After the slogging four and a half hours he took to defeat Gilles Simon in the fourth round, Djokovic played as a fresh man.
"I have not practiced yesterday. I didn't hit a tennis ball," Djokovic said. "Sometimes it's good to rest your mind and body. Less is more sometimes."
Earlier Roger Federer did like Novak and won in a workmanlike three sets. Now two of the three greatest players of the modern era, if not ever, find themselves meeting in the semi-final of the Australian Open. Disappointingly in some ways it is a round earlier than might have been hoped. Djokovic and Federer are 22 wins each in head to head results.
"I have played Roger 44 times and Rafa 45 times, it seems half of my career match ups were against those guys,"Djokovic quipped.
Djokovic is in the midst of the sort of flush in which Federer previously found himself.
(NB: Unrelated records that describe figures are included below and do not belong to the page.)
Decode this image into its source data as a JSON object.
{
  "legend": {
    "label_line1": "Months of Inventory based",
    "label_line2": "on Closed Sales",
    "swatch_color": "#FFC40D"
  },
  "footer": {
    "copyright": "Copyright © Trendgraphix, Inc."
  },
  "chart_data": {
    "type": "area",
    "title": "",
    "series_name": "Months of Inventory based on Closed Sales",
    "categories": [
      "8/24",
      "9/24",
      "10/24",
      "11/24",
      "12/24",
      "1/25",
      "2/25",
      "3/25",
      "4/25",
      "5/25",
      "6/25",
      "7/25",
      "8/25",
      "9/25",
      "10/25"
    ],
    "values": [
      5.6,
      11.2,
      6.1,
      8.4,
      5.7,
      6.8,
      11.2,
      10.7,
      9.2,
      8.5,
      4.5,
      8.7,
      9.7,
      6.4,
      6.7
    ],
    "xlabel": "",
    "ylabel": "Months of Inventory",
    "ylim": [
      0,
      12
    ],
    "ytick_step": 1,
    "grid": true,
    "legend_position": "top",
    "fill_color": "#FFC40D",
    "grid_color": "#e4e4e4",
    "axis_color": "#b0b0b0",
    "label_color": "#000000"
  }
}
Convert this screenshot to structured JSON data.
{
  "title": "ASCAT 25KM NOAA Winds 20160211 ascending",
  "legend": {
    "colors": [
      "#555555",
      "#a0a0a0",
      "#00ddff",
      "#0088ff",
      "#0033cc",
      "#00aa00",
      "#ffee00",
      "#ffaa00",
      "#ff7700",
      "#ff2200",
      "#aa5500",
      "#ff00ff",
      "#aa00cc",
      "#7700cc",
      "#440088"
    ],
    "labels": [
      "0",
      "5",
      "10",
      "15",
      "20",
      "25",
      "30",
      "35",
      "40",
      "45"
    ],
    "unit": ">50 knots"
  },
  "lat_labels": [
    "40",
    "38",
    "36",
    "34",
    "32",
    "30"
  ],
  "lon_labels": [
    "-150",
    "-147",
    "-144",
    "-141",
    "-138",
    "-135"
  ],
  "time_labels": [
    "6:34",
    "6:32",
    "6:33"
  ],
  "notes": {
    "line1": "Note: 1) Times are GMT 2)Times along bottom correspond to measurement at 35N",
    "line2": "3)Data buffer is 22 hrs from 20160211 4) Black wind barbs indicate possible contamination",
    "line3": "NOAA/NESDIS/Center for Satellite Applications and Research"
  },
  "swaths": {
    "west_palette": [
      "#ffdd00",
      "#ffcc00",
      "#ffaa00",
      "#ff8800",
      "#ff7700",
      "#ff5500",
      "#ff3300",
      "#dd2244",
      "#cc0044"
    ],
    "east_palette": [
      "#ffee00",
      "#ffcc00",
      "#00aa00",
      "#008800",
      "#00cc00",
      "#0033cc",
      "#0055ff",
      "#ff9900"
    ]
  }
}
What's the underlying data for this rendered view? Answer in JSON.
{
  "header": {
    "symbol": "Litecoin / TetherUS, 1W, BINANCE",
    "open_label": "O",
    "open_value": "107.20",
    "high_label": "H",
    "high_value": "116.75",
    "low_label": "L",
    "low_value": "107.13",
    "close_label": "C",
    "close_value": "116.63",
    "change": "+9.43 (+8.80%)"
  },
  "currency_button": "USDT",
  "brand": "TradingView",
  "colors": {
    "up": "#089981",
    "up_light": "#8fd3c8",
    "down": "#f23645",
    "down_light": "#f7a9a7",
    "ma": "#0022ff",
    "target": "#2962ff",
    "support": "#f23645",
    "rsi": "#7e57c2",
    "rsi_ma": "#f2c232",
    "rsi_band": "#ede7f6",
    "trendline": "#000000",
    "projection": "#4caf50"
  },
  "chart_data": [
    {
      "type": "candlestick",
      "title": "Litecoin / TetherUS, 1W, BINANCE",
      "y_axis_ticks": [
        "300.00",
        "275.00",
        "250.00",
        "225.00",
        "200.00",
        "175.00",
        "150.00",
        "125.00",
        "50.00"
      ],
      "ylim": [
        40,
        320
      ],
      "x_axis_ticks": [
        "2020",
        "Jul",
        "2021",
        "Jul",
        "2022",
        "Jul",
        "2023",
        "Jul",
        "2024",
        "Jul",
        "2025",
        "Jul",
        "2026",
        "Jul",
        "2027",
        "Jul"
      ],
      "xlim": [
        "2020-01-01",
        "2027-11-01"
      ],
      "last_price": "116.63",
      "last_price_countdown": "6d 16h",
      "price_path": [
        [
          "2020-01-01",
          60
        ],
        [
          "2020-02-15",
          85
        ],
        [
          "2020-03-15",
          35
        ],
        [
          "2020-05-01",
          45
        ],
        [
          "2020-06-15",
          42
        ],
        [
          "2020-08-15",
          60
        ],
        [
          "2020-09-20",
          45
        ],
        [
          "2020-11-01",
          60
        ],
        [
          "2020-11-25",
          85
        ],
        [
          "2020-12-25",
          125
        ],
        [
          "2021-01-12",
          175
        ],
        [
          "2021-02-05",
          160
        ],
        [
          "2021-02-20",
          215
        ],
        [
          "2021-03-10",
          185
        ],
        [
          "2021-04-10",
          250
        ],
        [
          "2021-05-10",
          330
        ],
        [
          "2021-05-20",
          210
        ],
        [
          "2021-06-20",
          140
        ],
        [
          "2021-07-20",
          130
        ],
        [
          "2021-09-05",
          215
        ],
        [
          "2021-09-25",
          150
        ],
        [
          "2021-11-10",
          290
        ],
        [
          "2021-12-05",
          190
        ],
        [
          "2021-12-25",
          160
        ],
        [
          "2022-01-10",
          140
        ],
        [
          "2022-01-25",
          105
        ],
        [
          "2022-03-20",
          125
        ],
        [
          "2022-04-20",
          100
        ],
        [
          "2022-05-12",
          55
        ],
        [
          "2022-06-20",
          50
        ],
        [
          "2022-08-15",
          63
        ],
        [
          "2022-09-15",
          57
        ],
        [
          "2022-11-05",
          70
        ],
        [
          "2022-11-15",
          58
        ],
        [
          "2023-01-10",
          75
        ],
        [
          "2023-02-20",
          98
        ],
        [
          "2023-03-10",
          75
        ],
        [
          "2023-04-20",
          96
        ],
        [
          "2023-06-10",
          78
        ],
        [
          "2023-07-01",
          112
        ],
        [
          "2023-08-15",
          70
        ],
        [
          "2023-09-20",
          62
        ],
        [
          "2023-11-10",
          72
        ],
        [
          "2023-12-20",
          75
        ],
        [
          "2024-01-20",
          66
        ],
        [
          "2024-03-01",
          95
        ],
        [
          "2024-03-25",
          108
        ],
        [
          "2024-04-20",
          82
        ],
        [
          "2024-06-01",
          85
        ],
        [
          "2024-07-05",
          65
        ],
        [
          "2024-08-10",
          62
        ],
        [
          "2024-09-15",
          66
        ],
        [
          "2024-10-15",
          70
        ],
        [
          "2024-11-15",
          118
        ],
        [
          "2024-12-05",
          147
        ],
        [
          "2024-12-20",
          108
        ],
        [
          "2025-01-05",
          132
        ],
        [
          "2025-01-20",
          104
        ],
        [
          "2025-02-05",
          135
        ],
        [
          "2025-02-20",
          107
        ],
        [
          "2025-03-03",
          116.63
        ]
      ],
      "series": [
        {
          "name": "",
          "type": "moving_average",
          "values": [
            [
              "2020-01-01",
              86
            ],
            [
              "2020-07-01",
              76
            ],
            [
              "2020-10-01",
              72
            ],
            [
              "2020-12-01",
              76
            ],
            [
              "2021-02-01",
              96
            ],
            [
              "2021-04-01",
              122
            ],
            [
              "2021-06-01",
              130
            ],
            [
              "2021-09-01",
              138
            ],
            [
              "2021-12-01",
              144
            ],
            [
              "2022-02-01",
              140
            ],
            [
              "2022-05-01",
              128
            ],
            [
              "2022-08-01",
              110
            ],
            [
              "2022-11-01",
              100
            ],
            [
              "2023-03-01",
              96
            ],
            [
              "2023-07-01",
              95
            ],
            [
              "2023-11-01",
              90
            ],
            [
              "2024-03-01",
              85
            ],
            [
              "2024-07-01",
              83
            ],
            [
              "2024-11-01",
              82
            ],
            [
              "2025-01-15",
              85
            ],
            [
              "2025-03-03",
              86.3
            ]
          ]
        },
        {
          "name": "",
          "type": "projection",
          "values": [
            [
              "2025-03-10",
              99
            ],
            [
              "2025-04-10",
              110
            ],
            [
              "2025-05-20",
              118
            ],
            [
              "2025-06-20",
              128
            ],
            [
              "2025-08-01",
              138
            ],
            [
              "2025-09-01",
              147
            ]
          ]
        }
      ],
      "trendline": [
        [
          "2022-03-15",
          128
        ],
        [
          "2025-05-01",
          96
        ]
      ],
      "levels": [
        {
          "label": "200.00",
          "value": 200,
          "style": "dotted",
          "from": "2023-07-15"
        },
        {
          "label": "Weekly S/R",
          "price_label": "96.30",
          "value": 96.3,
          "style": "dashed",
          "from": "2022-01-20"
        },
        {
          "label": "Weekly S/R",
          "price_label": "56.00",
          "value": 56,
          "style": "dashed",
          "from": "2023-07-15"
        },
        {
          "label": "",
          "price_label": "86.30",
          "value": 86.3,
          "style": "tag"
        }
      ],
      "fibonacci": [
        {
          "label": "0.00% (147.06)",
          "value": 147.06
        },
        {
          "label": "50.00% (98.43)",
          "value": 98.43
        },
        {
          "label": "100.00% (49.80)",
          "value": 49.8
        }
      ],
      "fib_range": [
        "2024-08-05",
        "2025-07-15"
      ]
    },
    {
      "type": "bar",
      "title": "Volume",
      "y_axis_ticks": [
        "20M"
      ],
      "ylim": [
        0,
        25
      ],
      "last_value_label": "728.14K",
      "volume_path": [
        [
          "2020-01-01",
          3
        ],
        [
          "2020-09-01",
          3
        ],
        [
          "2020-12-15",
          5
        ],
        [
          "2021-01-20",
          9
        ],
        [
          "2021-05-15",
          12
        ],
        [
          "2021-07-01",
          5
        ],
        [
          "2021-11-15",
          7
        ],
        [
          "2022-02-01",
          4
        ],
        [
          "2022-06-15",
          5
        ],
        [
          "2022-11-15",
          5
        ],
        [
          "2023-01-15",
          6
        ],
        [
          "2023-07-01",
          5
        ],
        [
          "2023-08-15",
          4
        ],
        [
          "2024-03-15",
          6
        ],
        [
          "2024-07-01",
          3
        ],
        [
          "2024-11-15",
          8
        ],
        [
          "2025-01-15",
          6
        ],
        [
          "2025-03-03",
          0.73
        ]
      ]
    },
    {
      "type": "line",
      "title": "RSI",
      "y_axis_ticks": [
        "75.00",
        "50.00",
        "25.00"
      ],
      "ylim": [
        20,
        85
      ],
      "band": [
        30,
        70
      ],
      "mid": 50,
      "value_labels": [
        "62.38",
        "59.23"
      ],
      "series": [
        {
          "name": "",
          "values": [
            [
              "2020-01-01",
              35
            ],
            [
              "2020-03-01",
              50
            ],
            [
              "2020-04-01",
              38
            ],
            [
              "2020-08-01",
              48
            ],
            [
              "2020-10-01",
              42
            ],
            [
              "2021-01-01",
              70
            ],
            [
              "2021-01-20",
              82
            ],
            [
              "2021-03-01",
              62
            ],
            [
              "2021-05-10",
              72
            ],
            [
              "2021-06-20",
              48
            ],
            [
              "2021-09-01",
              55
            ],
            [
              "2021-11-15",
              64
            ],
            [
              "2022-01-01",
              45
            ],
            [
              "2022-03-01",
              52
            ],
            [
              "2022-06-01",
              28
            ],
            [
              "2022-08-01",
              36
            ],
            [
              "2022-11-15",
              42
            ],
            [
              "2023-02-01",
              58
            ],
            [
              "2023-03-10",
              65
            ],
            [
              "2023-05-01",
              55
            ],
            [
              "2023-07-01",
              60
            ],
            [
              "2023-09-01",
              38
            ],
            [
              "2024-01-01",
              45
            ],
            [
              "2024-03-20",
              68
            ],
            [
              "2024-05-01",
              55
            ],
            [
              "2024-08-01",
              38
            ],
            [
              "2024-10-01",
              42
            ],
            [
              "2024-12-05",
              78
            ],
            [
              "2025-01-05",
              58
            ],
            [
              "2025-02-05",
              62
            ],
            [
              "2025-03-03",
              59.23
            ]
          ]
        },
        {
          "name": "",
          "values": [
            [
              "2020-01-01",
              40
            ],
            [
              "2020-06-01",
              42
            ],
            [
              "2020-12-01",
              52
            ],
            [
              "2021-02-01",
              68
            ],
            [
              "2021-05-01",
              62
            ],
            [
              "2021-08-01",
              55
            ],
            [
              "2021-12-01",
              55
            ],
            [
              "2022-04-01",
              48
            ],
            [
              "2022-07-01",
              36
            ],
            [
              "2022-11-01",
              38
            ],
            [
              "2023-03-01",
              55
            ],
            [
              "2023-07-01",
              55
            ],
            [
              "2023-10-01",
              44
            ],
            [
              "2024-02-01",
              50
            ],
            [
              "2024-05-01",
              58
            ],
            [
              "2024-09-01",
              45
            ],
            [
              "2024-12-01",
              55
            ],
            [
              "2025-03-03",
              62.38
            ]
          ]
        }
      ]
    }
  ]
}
If he wins here in Melbourne it leaves him to take the French Open and he would sweep the non-calendar year grand slam. He has won four of the last five majors (he was runner up in the French).
Djokovic has won 10 slams now, half of them in Australia. He has never won the French but been runner up there three times. He has won Wimbledon three times and US twice. He is like the inverse Rafa. The French was Rafa's home ground, the Australian Open is Djokovic's black short's venue.
Nadal eventually mastered the other surfaces to overtake Federer as the pre-eminent player. Djokovic only needs to win in France to claim that hold on the game.